In the corridor Lang turned to look down at her. Tears were sliding silently down her face, yet she looked radiant. It was fascinating to see and it was driving him crazy.
He still had the use of the hire-car. It was parked in the leafy street, a short stroll from the hospital entrance.
“Your overnight bag is in the car,” he reminded her as they walked down the driveway. “I have time to drive you home.” Some knight, he thought. She was evoking such strange contradictory emotions in him; he had to fall back on simple good manners.
“I can get a cab,” she offered, giving him just a glimpse of a smile so sweet it touched the heart he had hardened against her.
“I can save you the trouble. Just tell me where you live?”
“Really you don’t have to.”
He cut her short. “You’ve had a shock. Owen is my friend. He would want me to look after you.”
“But you don’t have to?”
The thing was, he did, but he denied it almost sharply. “I guess I don’t.” He took her arm quickly to cross the busy road. “Well, maybe not altogether. You’re so young.”

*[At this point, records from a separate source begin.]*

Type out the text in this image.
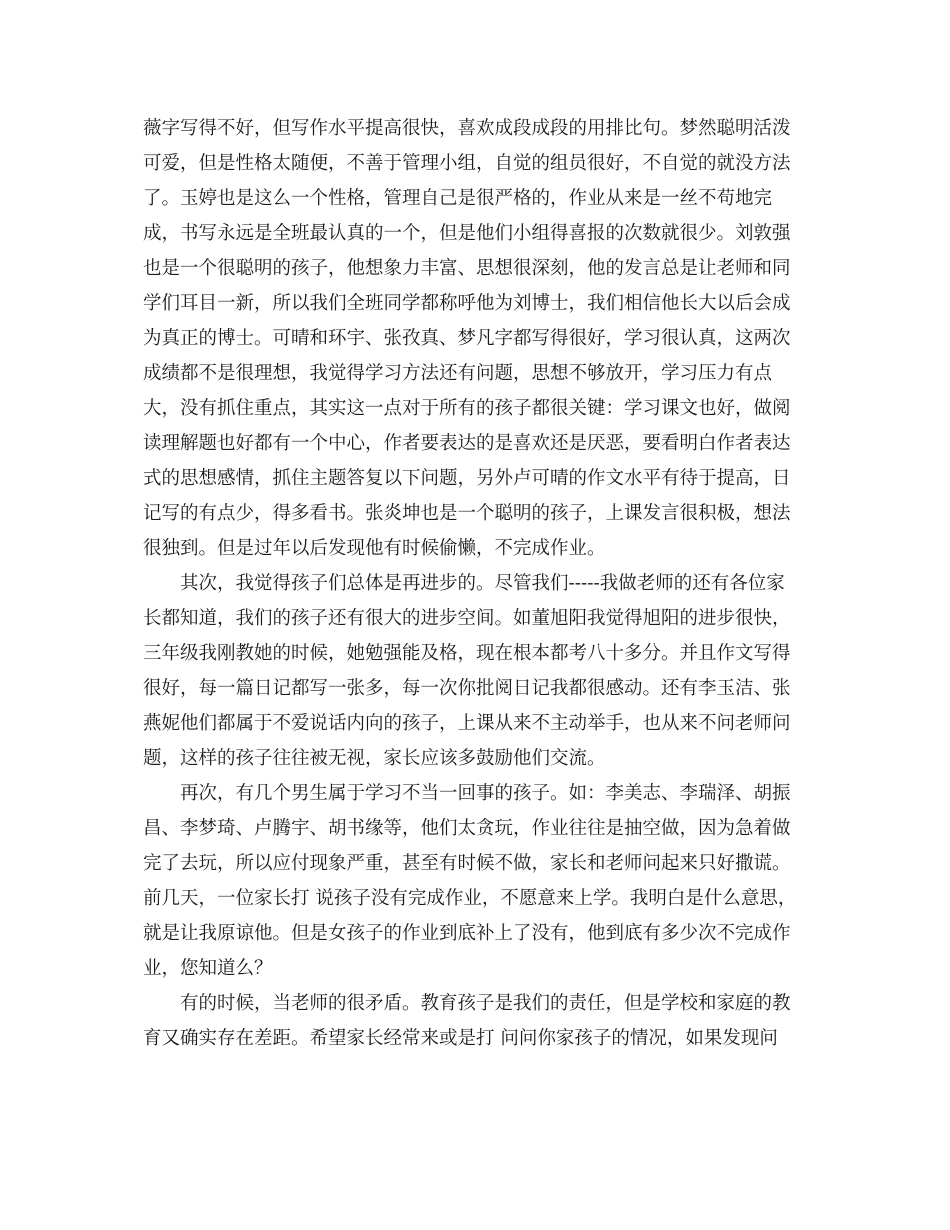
薇字写得不好，但写作水平提高很快，喜欢成段成段的用排比句。梦然聪明活泼
可爱，但是性格太随便，不善于管理小组，自觉的组员很好，不自觉的就没方法
了。玉婷也是这么一个性格，管理自己是很严格的，作业从来是一丝不苟地完
成，书写永远是全班最认真的一个，但是他们小组得喜报的次数就很少。刘敦强
也是一个很聪明的孩子，他想象力丰富、思想很深刻，他的发言总是让老师和同
学们耳目一新，所以我们全班同学都称呼他为刘博士，我们相信他长大以后会成
为真正的博士。可晴和环宇、张孜真、梦凡字都写得很好，学习很认真，这两次
成绩都不是很理想，我觉得学习方法还有问题，思想不够放开，学习压力有点
大，没有抓住重点，其实这一点对于所有的孩子都很关键：学习课文也好，做阅
读理解题也好都有一个中心，作者要表达的是喜欢还是厌恶，要看明白作者表达
式的思想感情，抓住主题答复以下问题，另外卢可晴的作文水平有待于提高，日
记写的有点少，得多看书。张炎坤也是一个聪明的孩子，上课发言很积极，想法
很独到。但是过年以后发现他有时候偷懒，不完成作业。
其次，我觉得孩子们总体是再进步的。尽管我们-----我做老师的还有各位家
长都知道，我们的孩子还有很大的进步空间。如董旭阳我觉得旭阳的进步很快，
三年级我刚教她的时候，她勉强能及格，现在根本都考八十多分。并且作文写得
很好，每一篇日记都写一张多，每一次你批阅日记我都很感动。还有李玉洁、张
燕妮他们都属于不爱说话内向的孩子，上课从来不主动举手，也从来不问老师问
题，这样的孩子往往被无视，家长应该多鼓励他们交流。
再次，有几个男生属于学习不当一回事的孩子。如：李美志、李瑞泽、胡振
昌、李梦琦、卢腾宇、胡书缘等，他们太贪玩，作业往往是抽空做，因为急着做
完了去玩，所以应付现象严重，甚至有时候不做，家长和老师问起来只好撒谎。
前几天，一位家长打 说孩子没有完成作业，不愿意来上学。我明白是什么意思，
就是让我原谅他。但是女孩子的作业到底补上了没有，他到底有多少次不完成作
业，您知道么？
有的时候，当老师的很矛盾。教育孩子是我们的责任，但是学校和家庭的教
育又确实存在差距。希望家长经常来或是打 问问你家孩子的情况，如果发现问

“You can’t be all that much older?” She picked up the conversation when they were in the car, the strange intimacy reforming.
He gave her a tight smile. “A thousand years. I’m sure of it. I’m nearly thirty-two as it happens and you’re…?”
“Twenty-four. I can’t believe my mother would have gone and left me just before my birthday.”
“It was a car accident, you said?”
She didn’t answer; simply nodded her head. She knew she would choke up if she began to explain. Her grief over her mother’s death, so recent, would never subside. She was frightened, too, to begin thinking in terms of guilt. Had it really been suicide? Was she in some way to blame? She thought she had always been there for her mother yet her mother had never confided the true circumstances of her birth. That hurt her. Or hadn’t her mother been brave enough to say? Her true parentage had been a closely guarded secret until the very end.
That fact alone presented Eden with an enormous emotional hurdle.
They said nothing more to one another until they were on the freeway.
“You must know the city well,” she ventured, deeply regretting her own lack of truth. He hadn’t asked how to get to her suburb.
“Yes I do,” he clipped off.
“Owen’s wife must be tremendously relieved,” she continued gently. “Is she flying down?”
“Of course.”
He wasn’t inclined to talk, his handsome profile remote. Eden glanced out the window. It was dusk and the glorious tropical sunset was turning the city’s glassed towers and high-rises to glittering gold. In another ten minutes night would fall, as it did in the tropics, suddenly and completely, as if someone had thrown a switch. The multi-coloured sky, now rose, gold, scarlet, indigo, lime green at the horizon, would turn to a deep velvety purple. There were people everywhere. The picturesque paddle wheeler, the Kookaburra Queen was returning from a river cruise; the City Kats busy ferrying passengers across the river to the parks where they kept their cars.
She loved her home city. It had a delightful, leisurely way of life and a wonderful climate. Owen wanted her to go to live with him in North Queensland. To think of the number of times she had visited the Great Barrier Reef and the magnificent Daintree Rain Forest and had never known her birth father, Owen, was close by. She could even have driven past his home. There were some wonderful tropical homes in the far North. Fabulous sites overlooking the spectacular beauty of turquoise sea and emerald offshore islands.
“It’s been an extraordinary day.”
“Yes.”
“Are you only going to answer me in as few words as possible?”
He responded wearily. “Eden, what is it you want me to say?”
“You can say I accept you?”
His brief laugh was grim. “The only way I could accept you is as Owen’s long-lost child.”